Easy-to-Use: Through automated cluster setup of VMs, network and NFS in addition to OS/CUDA and package installations, the AI accelerator makes it easy to install and run with the push of a button. Integrated Jupyter Notebook and Terminal interfaces with access to NFS are extremely useful for setting up code and data, and users can orchestrate large job setup, data preparation, training, inference and tear-down with just one Python API call. They no longer waste time configuring ssh tunnels to tail logs per worker.
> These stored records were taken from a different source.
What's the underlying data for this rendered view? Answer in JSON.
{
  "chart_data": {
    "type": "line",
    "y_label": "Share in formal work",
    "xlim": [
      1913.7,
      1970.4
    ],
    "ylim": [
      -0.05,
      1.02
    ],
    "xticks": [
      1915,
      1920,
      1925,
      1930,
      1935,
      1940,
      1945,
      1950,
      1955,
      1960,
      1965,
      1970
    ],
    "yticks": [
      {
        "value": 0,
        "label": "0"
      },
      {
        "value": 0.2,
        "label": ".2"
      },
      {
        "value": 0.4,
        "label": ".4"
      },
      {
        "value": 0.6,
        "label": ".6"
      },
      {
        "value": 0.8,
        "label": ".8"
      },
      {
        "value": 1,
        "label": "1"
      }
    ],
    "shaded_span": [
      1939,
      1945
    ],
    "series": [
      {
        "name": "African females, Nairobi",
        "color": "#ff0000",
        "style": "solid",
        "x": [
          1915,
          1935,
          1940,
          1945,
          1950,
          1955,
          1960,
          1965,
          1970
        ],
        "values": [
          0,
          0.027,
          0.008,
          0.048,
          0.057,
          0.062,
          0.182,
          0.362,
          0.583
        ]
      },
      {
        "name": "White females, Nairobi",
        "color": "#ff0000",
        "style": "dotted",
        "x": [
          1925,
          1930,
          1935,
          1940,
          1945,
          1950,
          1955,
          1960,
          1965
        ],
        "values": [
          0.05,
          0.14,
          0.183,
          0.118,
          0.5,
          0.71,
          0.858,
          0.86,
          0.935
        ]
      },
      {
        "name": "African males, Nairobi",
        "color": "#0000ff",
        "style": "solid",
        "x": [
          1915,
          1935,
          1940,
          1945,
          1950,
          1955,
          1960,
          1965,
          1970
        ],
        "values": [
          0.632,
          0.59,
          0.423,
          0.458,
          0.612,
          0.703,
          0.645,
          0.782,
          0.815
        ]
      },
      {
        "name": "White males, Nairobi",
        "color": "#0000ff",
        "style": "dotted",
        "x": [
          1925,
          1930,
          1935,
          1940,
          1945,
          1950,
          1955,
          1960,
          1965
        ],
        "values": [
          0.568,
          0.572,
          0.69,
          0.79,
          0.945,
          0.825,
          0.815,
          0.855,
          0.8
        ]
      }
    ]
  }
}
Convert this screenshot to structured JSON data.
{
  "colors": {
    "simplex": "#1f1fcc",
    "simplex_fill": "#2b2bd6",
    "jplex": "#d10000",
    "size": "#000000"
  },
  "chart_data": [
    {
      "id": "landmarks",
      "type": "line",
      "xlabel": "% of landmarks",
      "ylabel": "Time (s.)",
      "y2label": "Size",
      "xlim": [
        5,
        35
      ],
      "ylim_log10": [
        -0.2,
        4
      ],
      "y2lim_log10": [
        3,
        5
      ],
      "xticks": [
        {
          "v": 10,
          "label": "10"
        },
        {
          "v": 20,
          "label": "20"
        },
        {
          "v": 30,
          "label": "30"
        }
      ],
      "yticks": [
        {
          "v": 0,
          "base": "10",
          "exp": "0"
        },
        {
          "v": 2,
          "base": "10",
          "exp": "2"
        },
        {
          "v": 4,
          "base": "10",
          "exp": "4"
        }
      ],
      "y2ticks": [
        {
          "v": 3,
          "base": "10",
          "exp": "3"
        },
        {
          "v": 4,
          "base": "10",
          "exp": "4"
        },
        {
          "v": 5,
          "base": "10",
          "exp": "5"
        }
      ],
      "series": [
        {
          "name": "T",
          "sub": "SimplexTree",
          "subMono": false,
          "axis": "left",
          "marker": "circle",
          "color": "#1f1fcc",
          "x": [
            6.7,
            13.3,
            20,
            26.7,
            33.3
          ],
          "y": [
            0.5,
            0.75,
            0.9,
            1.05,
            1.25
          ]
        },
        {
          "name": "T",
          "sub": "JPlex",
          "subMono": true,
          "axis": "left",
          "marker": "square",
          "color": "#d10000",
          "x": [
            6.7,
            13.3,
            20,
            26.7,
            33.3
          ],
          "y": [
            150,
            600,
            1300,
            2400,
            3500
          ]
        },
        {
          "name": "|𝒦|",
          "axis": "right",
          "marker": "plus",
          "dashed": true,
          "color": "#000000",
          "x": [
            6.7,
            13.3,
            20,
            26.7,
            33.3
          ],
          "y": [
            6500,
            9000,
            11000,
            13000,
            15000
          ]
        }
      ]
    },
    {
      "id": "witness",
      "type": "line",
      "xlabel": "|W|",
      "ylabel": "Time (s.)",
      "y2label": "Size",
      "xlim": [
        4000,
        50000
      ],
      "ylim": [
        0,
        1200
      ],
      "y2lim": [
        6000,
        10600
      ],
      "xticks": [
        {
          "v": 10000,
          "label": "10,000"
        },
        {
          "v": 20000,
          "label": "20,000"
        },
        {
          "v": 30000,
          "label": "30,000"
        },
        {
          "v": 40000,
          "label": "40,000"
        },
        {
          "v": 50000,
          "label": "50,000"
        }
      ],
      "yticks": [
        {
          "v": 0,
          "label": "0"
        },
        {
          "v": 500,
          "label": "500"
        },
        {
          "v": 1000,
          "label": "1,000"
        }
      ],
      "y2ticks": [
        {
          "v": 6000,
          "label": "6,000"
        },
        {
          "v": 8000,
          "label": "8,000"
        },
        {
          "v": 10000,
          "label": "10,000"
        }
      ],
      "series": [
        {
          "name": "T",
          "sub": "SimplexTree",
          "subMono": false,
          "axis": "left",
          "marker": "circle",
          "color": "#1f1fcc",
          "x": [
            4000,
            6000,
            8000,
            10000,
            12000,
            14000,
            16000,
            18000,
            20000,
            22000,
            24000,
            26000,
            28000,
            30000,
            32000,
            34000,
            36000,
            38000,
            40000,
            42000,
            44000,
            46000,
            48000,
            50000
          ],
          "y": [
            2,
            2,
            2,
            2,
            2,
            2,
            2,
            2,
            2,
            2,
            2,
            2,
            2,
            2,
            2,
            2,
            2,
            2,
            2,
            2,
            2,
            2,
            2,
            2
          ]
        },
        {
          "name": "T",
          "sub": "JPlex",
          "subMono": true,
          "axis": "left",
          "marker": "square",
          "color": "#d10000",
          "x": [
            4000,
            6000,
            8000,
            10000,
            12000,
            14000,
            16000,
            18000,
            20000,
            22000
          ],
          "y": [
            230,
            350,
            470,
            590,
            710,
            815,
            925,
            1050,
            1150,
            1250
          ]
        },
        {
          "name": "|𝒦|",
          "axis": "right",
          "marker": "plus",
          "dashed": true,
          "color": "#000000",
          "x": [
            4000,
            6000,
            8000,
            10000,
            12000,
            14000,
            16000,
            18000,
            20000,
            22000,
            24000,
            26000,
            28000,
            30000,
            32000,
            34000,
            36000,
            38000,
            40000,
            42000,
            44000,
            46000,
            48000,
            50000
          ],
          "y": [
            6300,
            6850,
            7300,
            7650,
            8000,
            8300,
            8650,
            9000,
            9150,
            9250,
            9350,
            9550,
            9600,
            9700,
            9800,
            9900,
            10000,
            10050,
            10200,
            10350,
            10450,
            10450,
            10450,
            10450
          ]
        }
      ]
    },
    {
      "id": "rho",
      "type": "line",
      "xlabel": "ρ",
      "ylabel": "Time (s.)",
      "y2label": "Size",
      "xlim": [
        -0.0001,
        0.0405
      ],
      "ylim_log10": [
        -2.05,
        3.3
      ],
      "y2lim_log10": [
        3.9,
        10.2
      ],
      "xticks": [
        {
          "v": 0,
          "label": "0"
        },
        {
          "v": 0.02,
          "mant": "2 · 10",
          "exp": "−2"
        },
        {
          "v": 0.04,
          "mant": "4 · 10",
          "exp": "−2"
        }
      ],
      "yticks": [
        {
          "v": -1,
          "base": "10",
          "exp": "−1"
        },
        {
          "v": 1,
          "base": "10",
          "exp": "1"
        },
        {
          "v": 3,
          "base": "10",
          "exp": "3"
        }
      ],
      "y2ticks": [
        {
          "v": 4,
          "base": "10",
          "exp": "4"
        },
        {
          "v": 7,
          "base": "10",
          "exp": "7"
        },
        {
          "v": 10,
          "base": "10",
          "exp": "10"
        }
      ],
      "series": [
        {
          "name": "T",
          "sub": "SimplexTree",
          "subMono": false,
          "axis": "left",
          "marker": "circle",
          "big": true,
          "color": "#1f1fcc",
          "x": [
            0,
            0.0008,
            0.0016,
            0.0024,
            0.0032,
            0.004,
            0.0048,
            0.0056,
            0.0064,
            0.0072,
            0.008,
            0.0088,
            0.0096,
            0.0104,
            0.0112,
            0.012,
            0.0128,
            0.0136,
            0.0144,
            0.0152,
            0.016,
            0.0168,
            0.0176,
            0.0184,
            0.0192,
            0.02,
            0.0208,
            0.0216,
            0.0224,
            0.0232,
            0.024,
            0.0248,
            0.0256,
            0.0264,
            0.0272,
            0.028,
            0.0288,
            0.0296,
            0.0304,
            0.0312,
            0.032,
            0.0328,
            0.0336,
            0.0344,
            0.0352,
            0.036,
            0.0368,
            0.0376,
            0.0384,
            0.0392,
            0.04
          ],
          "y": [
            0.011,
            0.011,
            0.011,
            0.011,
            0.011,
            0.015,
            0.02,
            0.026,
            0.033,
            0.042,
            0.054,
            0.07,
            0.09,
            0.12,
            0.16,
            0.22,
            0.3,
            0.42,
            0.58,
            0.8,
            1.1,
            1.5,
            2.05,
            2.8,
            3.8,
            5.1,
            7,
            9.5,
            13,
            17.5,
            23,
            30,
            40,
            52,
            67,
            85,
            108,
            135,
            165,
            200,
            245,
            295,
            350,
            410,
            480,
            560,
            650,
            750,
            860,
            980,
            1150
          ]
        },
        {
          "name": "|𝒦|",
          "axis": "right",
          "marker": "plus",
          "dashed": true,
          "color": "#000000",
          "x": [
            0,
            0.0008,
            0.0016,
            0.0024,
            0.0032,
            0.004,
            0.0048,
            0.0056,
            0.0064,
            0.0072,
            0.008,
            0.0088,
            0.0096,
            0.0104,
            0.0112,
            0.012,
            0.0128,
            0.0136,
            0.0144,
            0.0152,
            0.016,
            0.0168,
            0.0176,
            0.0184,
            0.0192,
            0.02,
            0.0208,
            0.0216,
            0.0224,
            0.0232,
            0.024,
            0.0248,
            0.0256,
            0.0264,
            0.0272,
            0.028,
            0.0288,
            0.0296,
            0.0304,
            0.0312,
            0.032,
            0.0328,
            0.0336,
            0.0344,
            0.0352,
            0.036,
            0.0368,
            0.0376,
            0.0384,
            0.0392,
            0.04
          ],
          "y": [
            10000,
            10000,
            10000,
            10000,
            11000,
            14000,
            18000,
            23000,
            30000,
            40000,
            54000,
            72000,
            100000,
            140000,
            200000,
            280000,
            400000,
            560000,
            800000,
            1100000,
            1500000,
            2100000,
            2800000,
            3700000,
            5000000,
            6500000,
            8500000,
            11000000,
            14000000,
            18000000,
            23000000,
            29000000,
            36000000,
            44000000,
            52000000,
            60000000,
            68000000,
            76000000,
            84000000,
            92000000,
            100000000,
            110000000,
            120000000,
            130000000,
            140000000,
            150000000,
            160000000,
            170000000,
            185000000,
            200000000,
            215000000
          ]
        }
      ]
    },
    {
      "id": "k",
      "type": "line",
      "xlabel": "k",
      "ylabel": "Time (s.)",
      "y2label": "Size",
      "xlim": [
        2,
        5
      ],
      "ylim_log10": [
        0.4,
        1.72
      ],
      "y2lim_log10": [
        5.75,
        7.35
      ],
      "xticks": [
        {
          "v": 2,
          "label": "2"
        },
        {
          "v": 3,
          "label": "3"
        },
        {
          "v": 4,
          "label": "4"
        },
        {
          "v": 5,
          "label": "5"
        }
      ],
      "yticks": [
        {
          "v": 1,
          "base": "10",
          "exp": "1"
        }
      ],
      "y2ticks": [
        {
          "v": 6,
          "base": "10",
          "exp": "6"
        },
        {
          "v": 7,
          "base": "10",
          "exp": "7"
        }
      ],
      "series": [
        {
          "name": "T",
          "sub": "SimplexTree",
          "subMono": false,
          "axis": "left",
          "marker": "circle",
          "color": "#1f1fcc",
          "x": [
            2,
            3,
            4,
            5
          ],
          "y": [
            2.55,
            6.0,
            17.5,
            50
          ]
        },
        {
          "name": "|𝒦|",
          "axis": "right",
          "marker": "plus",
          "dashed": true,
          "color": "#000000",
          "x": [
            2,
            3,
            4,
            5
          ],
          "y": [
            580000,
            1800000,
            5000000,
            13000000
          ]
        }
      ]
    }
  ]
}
It is all done automatically, and the web-based UI simplifies monitoring job progress through intuitive, built-in TensorBoard data visualization.
Fast: Companies can shrink data preparation, training, and optimization up to hundreds of times while allowing Machine Learning and Deep Learning Scientists to add value without DevOps, IT or distributed clustering expertise. With the AI Accelerator, lift-and-shift deep learning AI model training from desktop to automated, distributed clusters up to 512 GPUs to produce a model in 1 hour versus 3 weeks — roughly dividing the training time by the number of GPUs.
Efficient: Under the hood, data-parallel, synchronous Horovod Ring-All-Reduce distributed training scales data point throughput near linearly with an increasing number of GPUs connected via high-speed interconnect, so quick model convergence to state-of-the-art accuracy occurs in supercomputer challenge speed. The Automated Deep Learning (AutoDL) feature eliminates the need to write any code to program the cluster; run, pause or resume jobs; or evaluate validation data. The only code required is that of an input function, a model estimator function and only a few common API calls to launch a training job … that’s it! Worker local cache with pre-training bash jobs moves data to local NVM storage and accelerates data throughput into model training over and above that provided by data parallel, distributed Horovod stochastic gradient descent (SGD).